I believe in giving your loved ones handmade gifts. My younger sister used to make everyone handmade gifts for Christmas because she was little and didn’t have money to spend, while everyone else would buy things. Today, the gifts we still have are from her (I have a picture frame she made me up in my dorm). Knowing that something is personally meaningful and was created out of love just for you can be a really powerful reminder that someone cares.
I believe in impulse haircuts. Sometimes it’s a terrible idea, but sometimes your gut reaction that something needs to change should be followed because it allows you to start anew. Before I cut my hair short, I had been feeling like something was off for a long time, and indulging the impulse to cut it helped me get rid of the baggage attached to my old hairstyle. It also encouraged me to take more risks with my expression. Sometimes impulsive change can be exactly what you need.
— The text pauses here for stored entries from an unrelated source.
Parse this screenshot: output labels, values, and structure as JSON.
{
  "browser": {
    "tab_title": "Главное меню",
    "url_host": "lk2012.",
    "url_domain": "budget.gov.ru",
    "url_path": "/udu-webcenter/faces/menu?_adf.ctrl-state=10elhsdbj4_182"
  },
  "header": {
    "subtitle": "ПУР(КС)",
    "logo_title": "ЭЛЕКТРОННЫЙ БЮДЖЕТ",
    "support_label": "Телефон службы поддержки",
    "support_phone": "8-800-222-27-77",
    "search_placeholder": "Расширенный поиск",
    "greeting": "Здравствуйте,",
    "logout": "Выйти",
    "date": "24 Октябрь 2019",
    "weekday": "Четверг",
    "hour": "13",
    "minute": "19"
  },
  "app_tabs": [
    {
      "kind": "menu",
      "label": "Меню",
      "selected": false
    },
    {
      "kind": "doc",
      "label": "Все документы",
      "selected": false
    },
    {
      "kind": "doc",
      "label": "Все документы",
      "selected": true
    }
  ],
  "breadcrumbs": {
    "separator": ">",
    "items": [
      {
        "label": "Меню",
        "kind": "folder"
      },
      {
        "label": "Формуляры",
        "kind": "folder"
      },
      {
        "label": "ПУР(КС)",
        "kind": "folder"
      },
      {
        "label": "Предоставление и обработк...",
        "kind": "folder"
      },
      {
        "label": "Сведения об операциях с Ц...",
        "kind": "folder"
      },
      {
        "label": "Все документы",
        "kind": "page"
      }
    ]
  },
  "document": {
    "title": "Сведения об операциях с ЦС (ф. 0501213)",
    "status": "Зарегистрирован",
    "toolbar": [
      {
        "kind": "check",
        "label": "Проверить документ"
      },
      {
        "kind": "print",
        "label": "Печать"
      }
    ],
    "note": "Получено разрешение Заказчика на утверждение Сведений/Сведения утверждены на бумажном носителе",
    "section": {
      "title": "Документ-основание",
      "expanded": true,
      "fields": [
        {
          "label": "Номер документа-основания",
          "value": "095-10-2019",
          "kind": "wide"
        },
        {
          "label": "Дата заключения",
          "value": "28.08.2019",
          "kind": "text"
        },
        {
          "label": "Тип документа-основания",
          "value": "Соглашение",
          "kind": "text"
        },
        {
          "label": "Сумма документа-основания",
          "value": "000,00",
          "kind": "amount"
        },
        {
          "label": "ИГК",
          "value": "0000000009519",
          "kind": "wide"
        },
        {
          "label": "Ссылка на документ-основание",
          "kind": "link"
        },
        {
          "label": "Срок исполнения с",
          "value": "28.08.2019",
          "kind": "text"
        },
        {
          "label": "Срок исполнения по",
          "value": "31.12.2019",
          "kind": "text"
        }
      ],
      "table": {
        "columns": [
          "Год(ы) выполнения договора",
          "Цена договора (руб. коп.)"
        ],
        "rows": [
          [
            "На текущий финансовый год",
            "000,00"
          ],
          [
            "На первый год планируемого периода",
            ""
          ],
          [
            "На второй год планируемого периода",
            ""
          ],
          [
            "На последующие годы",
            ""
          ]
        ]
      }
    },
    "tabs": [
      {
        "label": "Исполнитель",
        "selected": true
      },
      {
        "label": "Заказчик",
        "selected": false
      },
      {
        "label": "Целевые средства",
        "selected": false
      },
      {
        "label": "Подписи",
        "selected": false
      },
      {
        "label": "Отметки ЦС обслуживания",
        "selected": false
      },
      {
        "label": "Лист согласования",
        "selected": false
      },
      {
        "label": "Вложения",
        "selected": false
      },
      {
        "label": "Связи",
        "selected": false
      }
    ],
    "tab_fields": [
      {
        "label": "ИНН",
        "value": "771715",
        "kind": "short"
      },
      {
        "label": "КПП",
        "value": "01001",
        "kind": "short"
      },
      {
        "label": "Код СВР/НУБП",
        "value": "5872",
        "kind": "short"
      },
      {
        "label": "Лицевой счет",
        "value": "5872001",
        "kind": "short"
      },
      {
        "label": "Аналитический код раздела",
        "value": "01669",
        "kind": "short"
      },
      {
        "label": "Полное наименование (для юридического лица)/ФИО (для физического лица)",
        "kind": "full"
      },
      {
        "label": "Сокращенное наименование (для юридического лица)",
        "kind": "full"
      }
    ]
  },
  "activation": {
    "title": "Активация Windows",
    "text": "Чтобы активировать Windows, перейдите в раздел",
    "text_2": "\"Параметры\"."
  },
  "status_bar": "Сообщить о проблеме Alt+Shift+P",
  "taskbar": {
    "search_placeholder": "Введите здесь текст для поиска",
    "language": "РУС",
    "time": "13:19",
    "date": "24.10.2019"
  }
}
Passion & Civic Issues Blogs:
In a kind of continuation of last semester’s passion blog, I want to highlight banned/challenged books by diverse authors and discuss why they are valuable. This would be paired with a civic examination of censorship in education. I would look at why it has grown in recent years, what justifications people use to advocate for censorship, and how these practices may align or conflict with the goals and intentions of the public education system.
My second idea would be two separate blogs. The passion blog would be reviewing classic and more modern movies with LGBTQ+ themes for how much I personally enjoyed them, how they handle representation, and the strength of their themes and cinematography. The civic issue blog would focus on affirmative action and look into its precedent, arguments for or against it, and what underlying assumptions it makes about historically marginalized groups.